Sur le plan humain, ça fait un gros coup et ça nous change. On revient en métropole pas tout à fait la même personne que quand on est parti.

Sébastien Rubin

Face à cette situation et ce fort afflux de patients Covid, le retour en métropole peut être particulièrement difficile. «Sur le plan humain, ça fait un gros coup et ça nous change, confirme Sébastien Rubin. On revient en métropole pas tout à fait la même personne que quand on est parti». «On reviendra tous avec des images, de la tristesse, des souvenirs marquants pour nous sans que cela remette pour autant en cause la décision», complète Sébastien Couraud. «Il y a un risque évident de stress post-traumatique», estime Karim Mameri. Une réalité que connaissent déjà les premiers renforts médicaux envoyés là-bas, et revenus depuis en métropole. «Sur place, j’arrivais à faire les choses correctement, même si je pleurais beaucoup en sortant de l’hôpital. En arrivant en France, j’étais complètement perdue face au monde, au bruit. J’appréhende la reprise de mon travail», témoigne une infirmière membre de la cellule d’urgence médico-psychologique (CUMP).

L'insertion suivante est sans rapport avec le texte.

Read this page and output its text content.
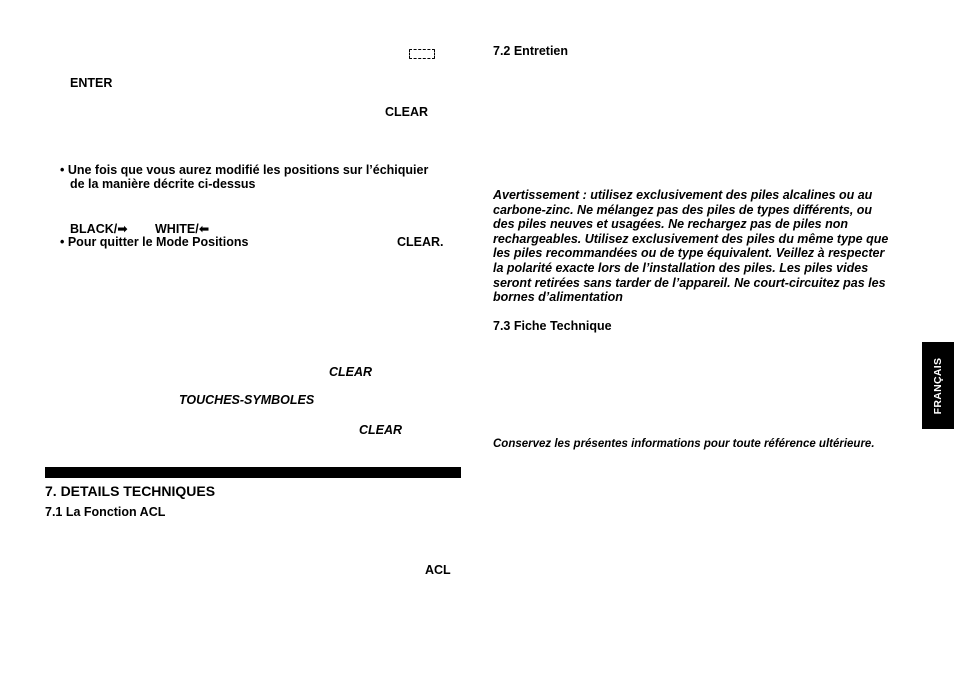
ENTER
CLEAR
• Une fois que vous aurez modifié les positions sur l’échiquier
de la manière décrite ci-dessus
BLACK/➡ WHITE/⬅
• Pour quitter le Mode Positions	CLEAR.
CLEAR
TOUCHES-SYMBOLES
CLEAR
7. DETAILS TECHNIQUES
7.1 La Fonction ACL
ACL
7.2 Entretien
Avertissement : utilisez exclusivement des piles alcalines ou au
carbone-zinc. Ne mélangez pas des piles de types différents, ou
des piles neuves et usagées. Ne rechargez pas de piles non
rechargeables. Utilisez exclusivement des piles du même type que
les piles recommandées ou de type équivalent. Veillez à respecter
la polarité exacte lors de l’installation des piles. Les piles vides
seront retirées sans tarder de l’appareil. Ne court-circuitez pas les
bornes d’alimentation
7.3 Fiche Technique
Conservez les présentes informations pour toute référence ultérieure.
FRANÇAIS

Une cellule d’écoute nationale a été mise en place par la CUMP du SAMU de Paris, disponible par téléphone 7 jours sur 7 de 6h à 18h. La Direction générale de la santé indique également que «les ARS sont chargées de transmettre les coordonnées des renforts de leurs régions à leur retour aux CUMP départementales qui prennent contact avec chacun d’entre eux pour débriefer de leur mission et proposer un accompagnement adapté si nécessaire». L’association Soins aux professionnels de la santé (SPS) assure également être en train de prendre en charge certains des soignants de retour des DOM-TOM. «On va également mettre en place une campagne de communication là-bas pour leur communiquer le numéro de l’association (0805232336), les actions et ateliers de prévention qu’on va organiser», précise Pauline Dubar, porte-parole de l’association.

Enfin, des indices de vigilance sont à prendre en compte pour mesurer la santé mentale du soignant. «Des troubles du sommeil, une perte de poids ou d’appétit, des cauchemars à répétition, une réaction de sursaut au moins bruit, un désinvestissement de la fonction soignante, une apathie ou un sentiment de culpabilité» doivent alerter, explique Michel Lejoyeux, psychiatre à l’AP-HP et référent Psycovid. Pour le professeur Djillali Annane, l’accompagnement des soignants ayant fait face à cette pandémie doit se faire sur le long terme et une attention particulière doit être portée aux soignants en formation afin d’éviter «impérativement qu’ils ne développent des anticorps anti crise sanitaire». Après la première vague, des soignants s’étaient détournés des services de réanimation, ne souhaitant plus jamais devoir faire face à ces situations de saturation et de choix parmi les patients.